Network policy enforcement

Domino relies on Kubernetes network policies to manage secure communication between pods in the cluster. By default, the network plugin in GKE will not enforce these policies. To run Domino securely on GKE, you must enable enforcement of network policies.

Read the GKE documentation for instructions on enabling network policy enforcement for your cluster.


Dynamic block storage

The Domino installer will automatically create a storage class like the example below for use provisioning GCE persistent disks as execution volumes. No manual setup is necessary for this storage class.

apiVersion: storage.k8s.io/v1
kind: StorageClass
metadata:
  name: dominodisk
parameters:
  replication-type: none
  type: pd-standard
provisioner: kubernetes.io/gce-pd
reclaimPolicy: Delete
volumeBindingMode: WaitForFirstConsumer

Shared storage

A Cloud Filestore instance must be provisioned with at least 10T of capacity and it must be configured to allow access from the cluster.

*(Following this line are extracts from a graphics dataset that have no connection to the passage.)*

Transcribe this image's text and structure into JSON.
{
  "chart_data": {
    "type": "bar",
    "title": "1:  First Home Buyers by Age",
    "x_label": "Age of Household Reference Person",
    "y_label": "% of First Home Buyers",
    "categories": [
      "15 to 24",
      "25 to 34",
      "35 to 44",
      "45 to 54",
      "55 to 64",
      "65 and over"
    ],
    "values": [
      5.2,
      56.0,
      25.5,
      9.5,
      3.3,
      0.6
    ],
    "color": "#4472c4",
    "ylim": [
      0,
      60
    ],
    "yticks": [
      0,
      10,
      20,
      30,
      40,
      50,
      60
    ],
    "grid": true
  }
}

You will provide the IP address and mount path of this instance to the Domino installer, and it will create an NFS storage class like the below.

allowVolumeExpansion: true
apiVersion: storage.k8s.io/v1
kind: StorageClass
metadata:
  labels:
    app.kubernetes.io/instance: nfs-client-provisioner
    app.kubernetes.io/managed-by: Tiller
    app.kubernetes.io/name: nfs-client-provisioner
    helm.sh/chart: nfs-client-provisioner-1.2.6-0.1.4
  name: domino-shared
parameters:
  archiveOnDelete: "false"
provisioner: cluster.local/nfs-client-provisioner
reclaimPolicy: Delete
volumeBindingMode: Immediate

Docker registry storage

You will need one Cloud Storage Bucket accessible from your cluster to be used for storing the internal Domino Docker Registry.


Domain

Domino will need to be configured to serve from a specific FQDN. To serve Domino securely over HTTPS, you will also need an SSL certificate that covers the chosen name. Record the FQDN for use when installing Domino. Once Domino is deployed into your cluster, you must set up DNS for this name to point to an HTTPS Cloud Load Balancer that has an SSL certificate for the chosen name, and forwards traffic to port 80 on your platform nodes.


Checking your GKE cluster

If you’ve applied the configurations described above to your GKE cluster, it should be able to run the Domino cluster requirements checker without errors. If the checker runs successfully, you are ready for Domino to be installed in the cluster.